Ein so großer Ansturm sei bisher einzigartig, sagt der Leiter des Amtes. Die Arbeitsagentur hat deshalb zur schnelleren Bearbeitung der Anträge eigens eine Außenstelle mit 150 Mitarbeitern im Quelle-Versandzentrum in Nürnberg eingerichtet. Sie soll zunächst eine Woche aufrechterhalten werden.
In der Region Nürnberg versuchen Kommunalpolitiker, sich dem Zusammenbruch eines weiteren Großunternehmens nach Grundig, Triumph-Adler und AEG entgegenzustemmen. Seit der Nachricht von der Schließung des 82 Jahre alten Traditionskonzerns würden Unternehmen in der Region fast täglich Jobangebote einreichen. »Das reicht von der einfachen Tätigkeit bis hin zur Spitzenposition«, erklärte der Oberbürgermeister der Stadt Fürth, Thomas Jung. Auch Vorschläge zur Weiterführung des Versandhauses würden eingereicht, berichtete Nürnbergs Oberbürgermeister Ulrich Maly. Darunter seien zwar Glücksritter, aber auch durchaus ernst zu nehmende Ideen, die auf ihre Umsetzung geprüft werden sollen.
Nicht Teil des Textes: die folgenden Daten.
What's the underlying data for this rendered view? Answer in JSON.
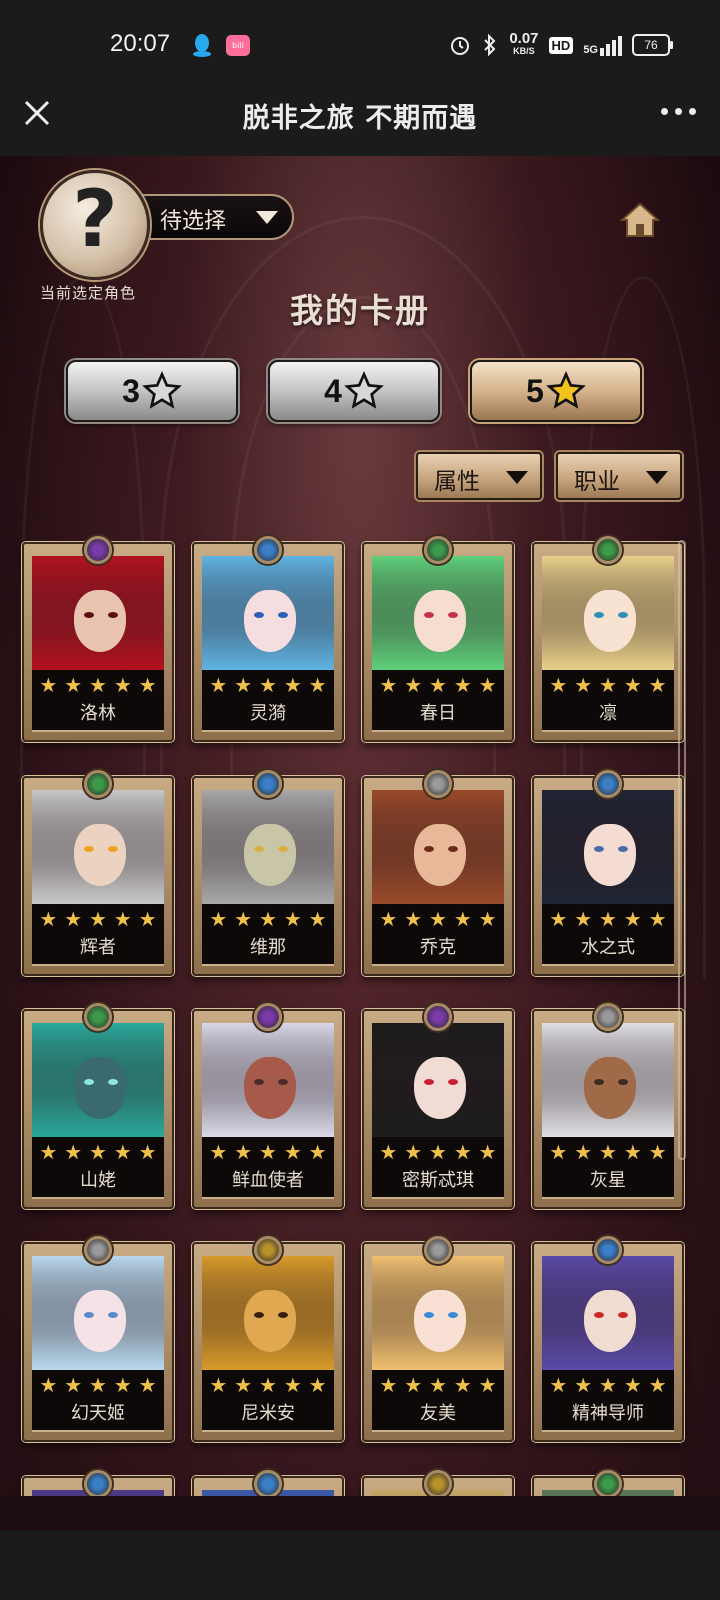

Laut »Nürnberger Nachrichten« widersprechen sich Insolvenzverwaltung und Banken bei der Darstellung der Ursachen für die Schließung von Quelle. Insolvenzverwalter Klaus Hubert Görg hatte am Montag vergangener Woche angegeben, eine Vorfinanzierung für die Geschäftstätigkeit des Konzerns ab 1. Januar 2010 werde von den Banken abgelehnt. Die Zeitung zitierte am Sonnabend aber u.a. BayernLB-Chef Michael Kemmer, der seine Bereitschaft zu Verhandlungen mit Investoren über dieses sogenannte Factoring erklärte. Laut »Nürnberger Nachrichten« kündigte Gesamtbetriebsratschef Ernst Sindel angesichts der Widersprüche an: »Wir werden in Übereinstimmung mit der Staatsregierung und mit der Gewerkschaft ver.di darauf dringen, Licht in das Dunkel der Verhandlungen zu bringen.« Notfalls wollten die Beschäftigtenvertreter »juristisch klären lassen, ob und wie weit sie Einblick in den Verkaufsprozeß erlangen können«.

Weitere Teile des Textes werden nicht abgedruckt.